В редких счастливых просветах Елизавета слабо, но решительно манила рукой:
— Друг мой нелицемерный… Чертушка? Его прегордая княгиня?..
Ясно, что в голове Елизаветы, даже отягченной смертельной мукой, зрела новая мысль. О престолонаследстве, разумеется. Она, кажется, клонилась к тому, чтобы изменить высочайшее завещание. Позван был новый канцлер, Воронцов, его святейшество митрополит Новгородский Амвросий и воспитатель Павла, Никита Иванович Панин. По сему случаю и Разумовский, и Шувалов, два теряющих фавор соперника, в горестном объятии удалились за «утешительный стол». Елизавета уже не могла приказать, а пригласить Разумовского никто не догадался… Или не захотел? Навязываться он не стал.
— Значит, Павел?..
— Вместо Петра-то?..
— А нам с тобой какого хрена, Иванович?
— Истинно никакого.
— Вот то-то и оно… Дожили!
Но и за закрытыми дверями ничего решено не было. Чувствовала Елизавета, даже в своем нынешнем состоянии, что крутят вокруг нее, и решительного слова не произносила… А кто его произнесет?
Так и тянулось с ноября по декабрь. Все предчувствовали грядущие перемены — и все боялись их. Пожалуй, больше других — великая княгиня; супруг-то открыто жил с Лизкой Воронцовой. А при канцлере Воронцове — это засилье лучше ли засилья Шуваловых?
Все шепотком. Все тайно. В тайной же полунощи великая княгиня и поскреблась в дверь.

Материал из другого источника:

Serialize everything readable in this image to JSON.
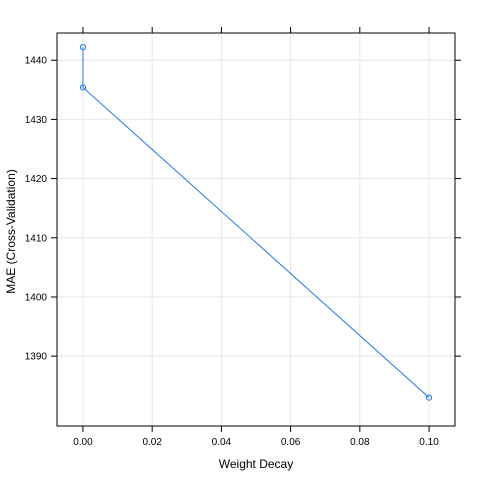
{
  "chart_data": {
    "type": "line",
    "title": "",
    "xlabel": "Weight Decay",
    "ylabel": "MAE (Cross-Validation)",
    "xlim": [
      -0.0075,
      0.1075
    ],
    "ylim": [
      1378.2,
      1444.6
    ],
    "xticks": [
      0.0,
      0.02,
      0.04,
      0.06,
      0.08,
      0.1
    ],
    "xtick_labels": [
      "0.00",
      "0.02",
      "0.04",
      "0.06",
      "0.08",
      "0.10"
    ],
    "yticks": [
      1390,
      1400,
      1410,
      1420,
      1430,
      1440
    ],
    "ytick_labels": [
      "1390",
      "1400",
      "1410",
      "1420",
      "1430",
      "1440"
    ],
    "grid": true,
    "series": [
      {
        "x": [
          0.0,
          0.0,
          0.1
        ],
        "y": [
          1442.2,
          1435.4,
          1383.0
        ],
        "marker": "open-circle",
        "color": "#1f78e6"
      }
    ],
    "colors": {
      "grid": "#e6e6e6",
      "frame": "#000000",
      "line": "#1f78e6"
    }
  }
}
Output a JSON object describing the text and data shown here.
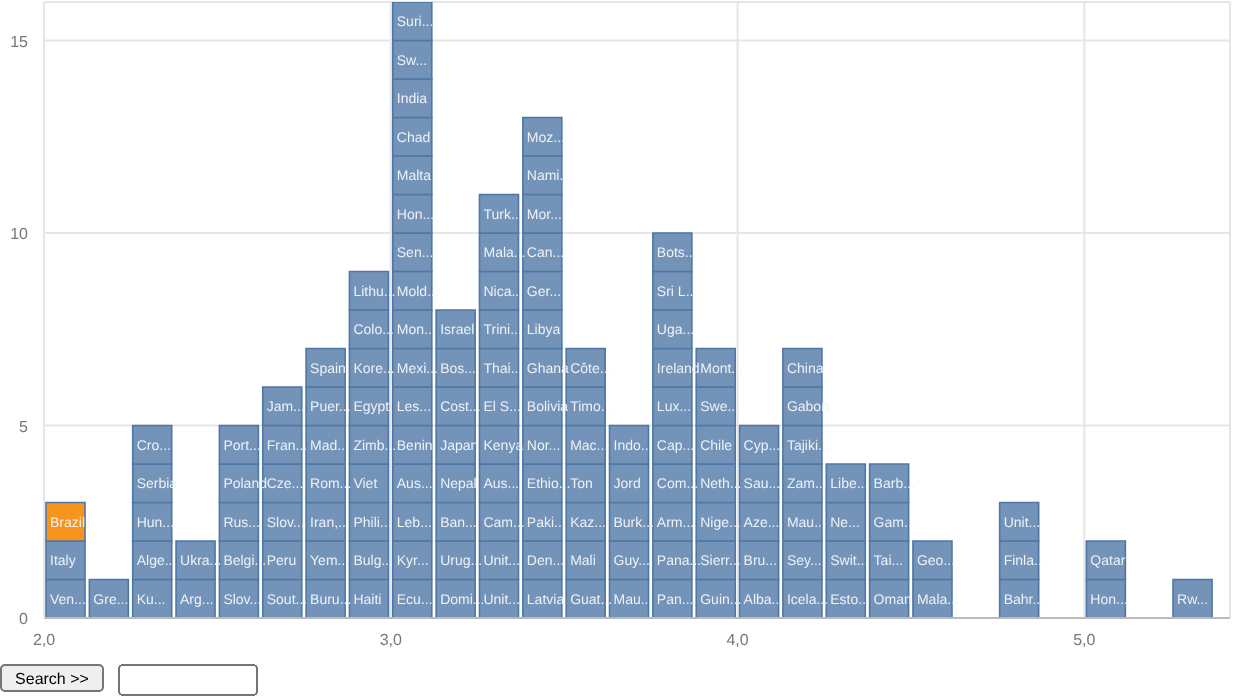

— Алексей Григорьевич, — не стала она по своей доверительности к нему хитрить, — помните ли вы, как я предрекала?
В подтверждение Алексей склонил голову, зная наверняка, что дальше последует.
— Да, я говорила, в случае кончины государыни Елизаветы иду в спальню Павла, беру его на руки и отношу к вам, Алексей Григорьевич, в полной уверенности, что вы будете на моей стороне, сама же иду к моим верным гвардейцам-офицерам…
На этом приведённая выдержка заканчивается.